Foundation Isaac Asimov Date: 01 October, 1991 — $7.99 — Book Rating: |
Fiction, Science Fiction
Isaac Asimov confessed himself baffled by the enduring popularity of his Foundation "trilogy", which was actually a compilation of a series of short stories that he had written up about the interregnum between the fall of the Galactic Empire and the rise of a new Empire. In fact, the Foundation series won the Hugo for best science-fiction series of all time, the only time such an award has been noted.
And it's easy to understand his bafflement. By the standards of the time— and, to a certain extent, today— the stories seem to be overwhelmingly dull, with no battles described, no heroics, no enduring love stories... just people finding a way out of difficulties.
And therein lies the key. Foundation is popular because it is thoughtful. There are thousands of stories featuring the dim-brain hero, and all too few about the saavy thinkers, the ones who see the crisis coming and avert it with minimal effort.

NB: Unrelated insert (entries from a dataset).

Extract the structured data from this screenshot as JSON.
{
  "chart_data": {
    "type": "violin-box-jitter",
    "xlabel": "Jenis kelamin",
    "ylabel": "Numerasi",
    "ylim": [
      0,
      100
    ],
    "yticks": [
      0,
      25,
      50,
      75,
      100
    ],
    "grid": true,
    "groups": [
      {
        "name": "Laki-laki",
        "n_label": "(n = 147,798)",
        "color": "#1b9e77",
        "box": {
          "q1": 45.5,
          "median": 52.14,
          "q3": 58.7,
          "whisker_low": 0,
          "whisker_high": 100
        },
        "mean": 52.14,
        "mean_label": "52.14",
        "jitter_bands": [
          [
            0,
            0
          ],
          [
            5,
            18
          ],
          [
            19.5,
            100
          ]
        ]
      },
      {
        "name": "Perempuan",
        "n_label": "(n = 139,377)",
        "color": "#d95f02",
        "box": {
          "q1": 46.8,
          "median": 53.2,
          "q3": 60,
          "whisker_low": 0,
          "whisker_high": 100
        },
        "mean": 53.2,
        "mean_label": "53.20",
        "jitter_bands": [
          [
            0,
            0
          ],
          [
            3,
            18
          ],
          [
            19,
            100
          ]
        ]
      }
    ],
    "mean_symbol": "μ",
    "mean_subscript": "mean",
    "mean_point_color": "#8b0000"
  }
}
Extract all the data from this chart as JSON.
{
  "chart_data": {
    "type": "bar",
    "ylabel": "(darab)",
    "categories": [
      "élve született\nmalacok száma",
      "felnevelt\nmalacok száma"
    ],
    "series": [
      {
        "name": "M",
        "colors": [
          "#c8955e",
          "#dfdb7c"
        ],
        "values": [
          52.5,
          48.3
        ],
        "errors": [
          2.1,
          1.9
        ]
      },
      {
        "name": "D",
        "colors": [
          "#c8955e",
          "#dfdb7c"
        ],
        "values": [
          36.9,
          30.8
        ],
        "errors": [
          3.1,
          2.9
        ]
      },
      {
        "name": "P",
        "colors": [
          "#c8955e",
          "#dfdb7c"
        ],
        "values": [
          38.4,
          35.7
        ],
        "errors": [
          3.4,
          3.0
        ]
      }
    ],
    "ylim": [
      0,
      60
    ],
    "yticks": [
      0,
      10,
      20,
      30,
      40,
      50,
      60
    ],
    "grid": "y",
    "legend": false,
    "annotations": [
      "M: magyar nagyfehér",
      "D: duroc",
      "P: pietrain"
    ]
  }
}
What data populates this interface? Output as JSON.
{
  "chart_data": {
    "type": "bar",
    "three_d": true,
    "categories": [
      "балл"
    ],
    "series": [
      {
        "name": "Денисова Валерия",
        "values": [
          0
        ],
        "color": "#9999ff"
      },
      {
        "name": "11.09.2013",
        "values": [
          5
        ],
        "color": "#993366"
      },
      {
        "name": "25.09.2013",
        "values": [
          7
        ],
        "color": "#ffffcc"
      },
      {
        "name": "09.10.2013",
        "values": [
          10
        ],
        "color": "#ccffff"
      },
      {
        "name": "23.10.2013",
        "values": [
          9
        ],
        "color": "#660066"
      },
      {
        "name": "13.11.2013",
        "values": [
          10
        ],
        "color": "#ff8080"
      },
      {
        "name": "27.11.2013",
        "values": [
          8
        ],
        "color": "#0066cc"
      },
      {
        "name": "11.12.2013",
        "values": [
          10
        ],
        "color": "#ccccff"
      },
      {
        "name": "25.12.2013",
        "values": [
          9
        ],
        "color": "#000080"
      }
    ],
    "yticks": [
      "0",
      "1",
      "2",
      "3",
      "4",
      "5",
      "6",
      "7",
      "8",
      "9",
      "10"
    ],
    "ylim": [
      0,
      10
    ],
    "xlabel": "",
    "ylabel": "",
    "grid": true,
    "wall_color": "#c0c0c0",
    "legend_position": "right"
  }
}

The premise is fairly simple: Hari Seldon was a brilliant mathematician who figured out a means of accurately measuring and predicting mass human behavior, and figured out that the Empire was doomed to fail. Unfortunately, his predictions also included thirty thousand years of debased life as all the knowledge of humanity was lost and had to be rediscovered. In order to avert this fate, he managed to wrangle a foundation of encyclopædists, to conserve that knowledge.
Unbeknownst to them, he'd set them up so that conditions would create a new Empire from their seed in a mere thousand years. And by his predictions, he'd wangled conditions so that they'd be forced onto that path one way or another.
It's good stuff, in nicely manageable bits. Go. Read.